Das ist im Kampf gegen die Zeitbombe Zucker zu tun:

Kalorien reduzieren: Ab einem Body-Mass-Index (BMI) von 25 steigt das Risiko, an Diabetes-Typ-2 zu erkranken, leicht, ab einem BMI von 30 steigt es deutlich. Meist besteht bei der Diagnose Übergewicht. Dieses verhindert, dass das Insulin im Körper gut „arbeiten“ kann.

Gefährliches Bauchfett: Bei der Entstehung des Typ-2-Diabetes spielt das Körperfett eine große Rolle. Alle aktuellen Studien bestätigen, dass vor allem das Bauchfett das Risiko erhöht. „Es gilt daher, den Bauchumfang im Blick zu haben und diesen auch zu messen. Männer haben ab 100 Zentimeter ein deutlich erhöhtes Risiko, Frauen ab 88“, sagt Primar Bernhard Mayr, Leiter der Abteilung für Innere Medizin am Salzkammergut-Klinikum.

Früh übt sich: Vorsorge ist der wichtigste Schlüssel zur Vermeidung von Diabetes.

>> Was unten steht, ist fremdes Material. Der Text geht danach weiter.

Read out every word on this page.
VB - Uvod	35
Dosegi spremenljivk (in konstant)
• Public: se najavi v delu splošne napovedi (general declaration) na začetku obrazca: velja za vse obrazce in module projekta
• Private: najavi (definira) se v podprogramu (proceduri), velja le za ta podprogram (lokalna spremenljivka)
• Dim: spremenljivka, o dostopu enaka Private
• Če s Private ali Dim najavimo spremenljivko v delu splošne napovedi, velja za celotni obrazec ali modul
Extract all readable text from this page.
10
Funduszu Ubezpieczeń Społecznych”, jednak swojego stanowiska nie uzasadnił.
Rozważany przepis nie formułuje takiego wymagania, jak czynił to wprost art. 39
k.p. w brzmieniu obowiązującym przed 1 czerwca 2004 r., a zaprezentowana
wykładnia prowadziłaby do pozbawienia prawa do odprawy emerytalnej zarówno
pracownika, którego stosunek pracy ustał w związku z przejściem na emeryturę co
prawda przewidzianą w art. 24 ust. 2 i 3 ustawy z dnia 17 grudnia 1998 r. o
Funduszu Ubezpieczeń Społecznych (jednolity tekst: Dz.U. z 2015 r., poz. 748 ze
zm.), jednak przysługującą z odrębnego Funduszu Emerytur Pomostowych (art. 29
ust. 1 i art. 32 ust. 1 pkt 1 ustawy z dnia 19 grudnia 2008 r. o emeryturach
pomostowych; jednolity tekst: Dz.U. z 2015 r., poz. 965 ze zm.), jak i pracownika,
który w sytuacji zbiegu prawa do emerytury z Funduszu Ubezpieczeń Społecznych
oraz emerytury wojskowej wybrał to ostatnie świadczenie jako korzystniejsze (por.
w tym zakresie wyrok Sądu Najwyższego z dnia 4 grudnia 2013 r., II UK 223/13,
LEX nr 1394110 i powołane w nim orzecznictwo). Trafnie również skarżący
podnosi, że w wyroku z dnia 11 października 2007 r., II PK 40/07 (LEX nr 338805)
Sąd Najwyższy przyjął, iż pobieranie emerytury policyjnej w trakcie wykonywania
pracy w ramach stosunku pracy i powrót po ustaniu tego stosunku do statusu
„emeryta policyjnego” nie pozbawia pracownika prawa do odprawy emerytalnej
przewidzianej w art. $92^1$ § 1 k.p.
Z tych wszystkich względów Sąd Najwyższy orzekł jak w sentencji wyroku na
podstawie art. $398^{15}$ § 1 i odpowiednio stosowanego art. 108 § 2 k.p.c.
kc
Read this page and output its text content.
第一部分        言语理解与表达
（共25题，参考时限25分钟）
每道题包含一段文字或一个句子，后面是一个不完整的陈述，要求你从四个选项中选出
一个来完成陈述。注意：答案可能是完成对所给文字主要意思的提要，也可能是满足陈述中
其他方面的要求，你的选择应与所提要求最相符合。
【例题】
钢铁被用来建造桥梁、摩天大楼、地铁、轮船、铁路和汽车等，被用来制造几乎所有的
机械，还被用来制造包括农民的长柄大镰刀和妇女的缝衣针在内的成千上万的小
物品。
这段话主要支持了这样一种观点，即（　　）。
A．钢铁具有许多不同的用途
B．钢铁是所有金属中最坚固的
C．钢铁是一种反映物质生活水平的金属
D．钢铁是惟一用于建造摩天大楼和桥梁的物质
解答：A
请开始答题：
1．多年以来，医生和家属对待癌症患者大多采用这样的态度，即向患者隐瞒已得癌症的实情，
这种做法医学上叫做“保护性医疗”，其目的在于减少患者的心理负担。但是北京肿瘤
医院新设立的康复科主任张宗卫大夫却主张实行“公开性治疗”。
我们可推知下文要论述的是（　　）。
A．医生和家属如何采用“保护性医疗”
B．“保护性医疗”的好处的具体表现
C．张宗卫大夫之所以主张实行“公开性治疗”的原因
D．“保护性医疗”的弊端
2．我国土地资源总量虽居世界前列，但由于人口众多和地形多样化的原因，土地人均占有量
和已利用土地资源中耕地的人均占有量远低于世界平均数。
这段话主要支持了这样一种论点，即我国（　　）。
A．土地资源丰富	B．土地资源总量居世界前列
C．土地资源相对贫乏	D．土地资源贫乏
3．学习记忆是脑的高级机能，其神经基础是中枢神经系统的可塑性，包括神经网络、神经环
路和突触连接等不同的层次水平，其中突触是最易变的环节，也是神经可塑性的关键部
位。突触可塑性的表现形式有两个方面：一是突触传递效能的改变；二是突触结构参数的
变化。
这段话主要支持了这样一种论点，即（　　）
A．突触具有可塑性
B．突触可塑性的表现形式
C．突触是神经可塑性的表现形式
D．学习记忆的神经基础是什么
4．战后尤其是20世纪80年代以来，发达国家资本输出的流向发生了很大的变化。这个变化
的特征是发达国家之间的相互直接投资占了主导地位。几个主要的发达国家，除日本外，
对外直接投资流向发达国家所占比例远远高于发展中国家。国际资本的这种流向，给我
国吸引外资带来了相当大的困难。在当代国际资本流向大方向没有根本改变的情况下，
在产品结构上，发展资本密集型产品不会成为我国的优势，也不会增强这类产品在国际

Geprägt wird das Ernährungsverhalten in der Kindheit. Natürlich kann es auch später noch verändert werden, fällt aber im Erwachsenenalter wesentlich schwerer.

Vererbung: Auch die Gene spielen eine Rolle. Das Risiko, an Diabetes zu erkranken, ist erhöht, wenn der Vater oder die Mutter an Diabetes erkrankt ist.

Alter: Diabetes Typ-2 tritt vermehrt ab dem 40. Lebensjahr auf und wird daher Altersdiabetes genannt. „Besorgniserregend ist, dass immer mehr junge Menschen daran erkranken. Der Grund: Fast Food, wenig Bewegung und Rauchen“, sagt Primar Mayr.

Bewegung und Sport bewirken, dass in den Zellen Zucker verbrannt wird.